3. Imagem de explantes de somito único

NOTA: Aqui, o procedimento para imagens de explantes de somito único usando um microscópio de folha de luz de visão única é descrito. Como alternativa, os somitos únicos explantados também podem ser visualizados em um microscópio confocal, que está mais amplamente disponível ou mesmo em um microscópio de campo amplo, se estiver exclusivamente interessado em acompanhar a morfologia geral dos explantes.

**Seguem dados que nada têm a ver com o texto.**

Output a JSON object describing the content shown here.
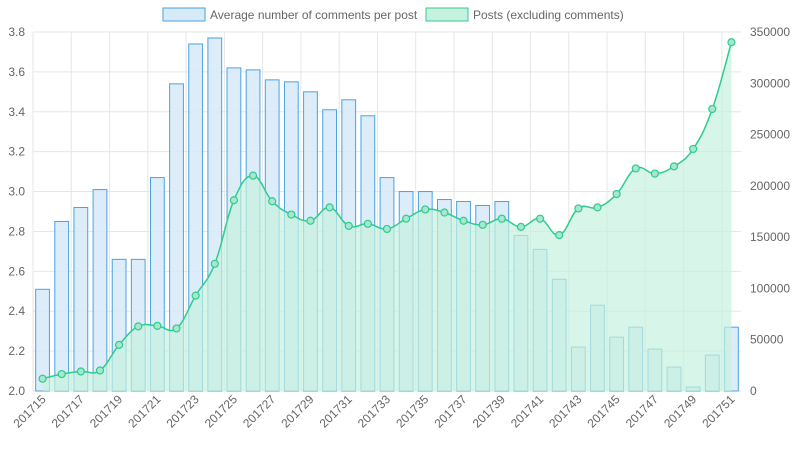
{
  "chart_data": {
    "type": "bar+area",
    "categories": [
      "201715",
      "201716",
      "201717",
      "201718",
      "201719",
      "201720",
      "201721",
      "201722",
      "201723",
      "201724",
      "201725",
      "201726",
      "201727",
      "201728",
      "201729",
      "201730",
      "201731",
      "201732",
      "201733",
      "201734",
      "201735",
      "201736",
      "201737",
      "201738",
      "201739",
      "201740",
      "201741",
      "201742",
      "201743",
      "201744",
      "201745",
      "201746",
      "201747",
      "201748",
      "201749",
      "201750",
      "201751"
    ],
    "x_tick_labels": [
      "201715",
      "201717",
      "201719",
      "201721",
      "201723",
      "201725",
      "201727",
      "201729",
      "201731",
      "201733",
      "201735",
      "201737",
      "201739",
      "201741",
      "201743",
      "201745",
      "201747",
      "201749",
      "201751"
    ],
    "series": [
      {
        "name": "Average number of comments per post",
        "type": "bar",
        "axis": "left",
        "values": [
          2.51,
          2.85,
          2.92,
          3.01,
          2.66,
          2.66,
          3.07,
          3.54,
          3.74,
          3.77,
          3.62,
          3.61,
          3.56,
          3.55,
          3.5,
          3.41,
          3.46,
          3.38,
          3.07,
          3.0,
          3.0,
          2.96,
          2.95,
          2.93,
          2.95,
          2.78,
          2.71,
          2.56,
          2.22,
          2.43,
          2.27,
          2.32,
          2.21,
          2.12,
          2.02,
          2.18,
          2.32
        ]
      },
      {
        "name": "Posts (excluding comments)",
        "type": "area",
        "axis": "right",
        "values": [
          12000,
          16500,
          19000,
          20000,
          45000,
          63000,
          63500,
          61000,
          93000,
          124000,
          186000,
          210000,
          185000,
          172000,
          166000,
          179000,
          161000,
          163000,
          158000,
          168000,
          177000,
          174000,
          166000,
          162000,
          168000,
          160000,
          168000,
          152000,
          178000,
          179000,
          192000,
          217000,
          212000,
          219000,
          236000,
          275000,
          340000
        ]
      }
    ],
    "y_left": {
      "min": 2.0,
      "max": 3.8,
      "ticks": [
        "2.0",
        "2.2",
        "2.4",
        "2.6",
        "2.8",
        "3.0",
        "3.2",
        "3.4",
        "3.6",
        "3.8"
      ]
    },
    "y_right": {
      "min": 0,
      "max": 350000,
      "ticks": [
        "0",
        "50000",
        "100000",
        "150000",
        "200000",
        "250000",
        "300000",
        "350000"
      ]
    },
    "grid": true,
    "legend_position": "top",
    "colors": {
      "bar_fill": "#d6eaf8",
      "bar_stroke": "#4aa3df",
      "area_fill": "#c6f1de",
      "area_line": "#2ecc8f",
      "point_fill": "#a8e6cf",
      "grid": "#e6e6e6"
    }
  }
}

  1. Prepare uma câmara de imagem da seguinte forma:
    1. Encha uma seringa de 1 mL com formulação de borracha de silicone. Corte uma ponta de pipeta de 200 μL a cerca de 1 cm de distância da boca e insira a seringa na ponta da pipeta.
    2. Enrole manualmente o suporte da membrana com uma tira de membrana de etileno propileno fluorado (FEP) pré-cortada (Figura 2A-C) e fixe a câmara de imagem no suporte da membrana, que se encaixam perfeitamente um no outro (Figura 2D).
    3. Adicione a formulação de borracha de silicone ao longo da interseção da câmara e da membrana e seque-a durante a noite, o que permite que a membrana grude na câmara. Remova o suporte da membrana 1 h antes do experimento de explante.
    4. Aquecer uma alíquota contendo 0,5 ml de agarose a 2% de baixo ponto de fusão feita com meio L-15 a 75 °C durante 10 min. Adicione 160 μL de agarose aquecida de baixo ponto de fusão ao centro da câmara e coloque um molde de imagem na agarose (Figura 2E, F) e segure-o na posição vertical até que a agarose solidifique.
    5. Adicione mais 160 μL de agarose aquecida de baixo ponto de fusão nas duas extremidades do molde e transfira toda a unidade para 4 ° C por 30 min.
    6. Adicione 600 μL de meio L-15 à câmara e remova o molde da câmara com uma pinça. Aguarde até que a câmara com meio L-15 retorne à temperatura ambiente.
  2. Transfira o somita explantado com uma pipeta de vidro polido pipetando para a câmara de imagem e use uma ferramenta de cílios para posicionar o explante no centro da câmara.
  3. Alinhe os lasers de imagem de acordo com as instruções do fabricante e transfira cuidadosamente a câmara de imagem para o microscópio equipado com uma câmara de incubação para manter os explantes a 28 °C.
  4. Realize uma segunda rodada de alinhamento a laser com regiões de interesse da linha transgênica, seguida pela configuração da pilha z desejada, intervalo de tempo e duração para imagens de lapso de tempo. Para este experimento, adquira 70 fatias z com espaçamento de 2 μm e intervalo de quadros de 2 min.
  5. Realize imagens de folha de luz de duas cores (Figura 1J) dos explantes com lasers de 561 nm (10% de potência do laser, 100 ms de exposição) e 488 nm (10% de potência do laser, 100 ms de exposição). Neste protocolo, o sinal foi coletado com uma objetiva de 25x/1,1 NA e através de filtros passa-banda de 561/25 nm e 525/50-25, respectivamente, em uma câmera sCMOS.

Resultados

Os explantes permitem a quantificação de mudanças de forma em grande escala em 3D. Para ilustrar isso, explantamos somitos quatro (N = 3) de embriões iniciais de peixe-zebra obtidos de um cruzamento entre linhagens heterozigóticas Utr::mCherry (Tg(actb2:mCherry-Hsa.UTRN); e119Tg) e H2B::GFP (Tg(h2az2a:h2az2a-GFP); kca6Tg). A utrofina é uma proteína de ligação à actina, e a linha Utr::mCherry mostra a distribuição de estruturas filamentosas de actina. Este transgene foi usado aqui como um marcador para contornos celulares. H2B::GFP é uma histona marcada com fluorescência e, consequentemente, marca a distribuição da cromatina, fornecendo uma descrição eficaz da localização e forma nuclear, bem como figuras mitóticas que destacam a divisão celular.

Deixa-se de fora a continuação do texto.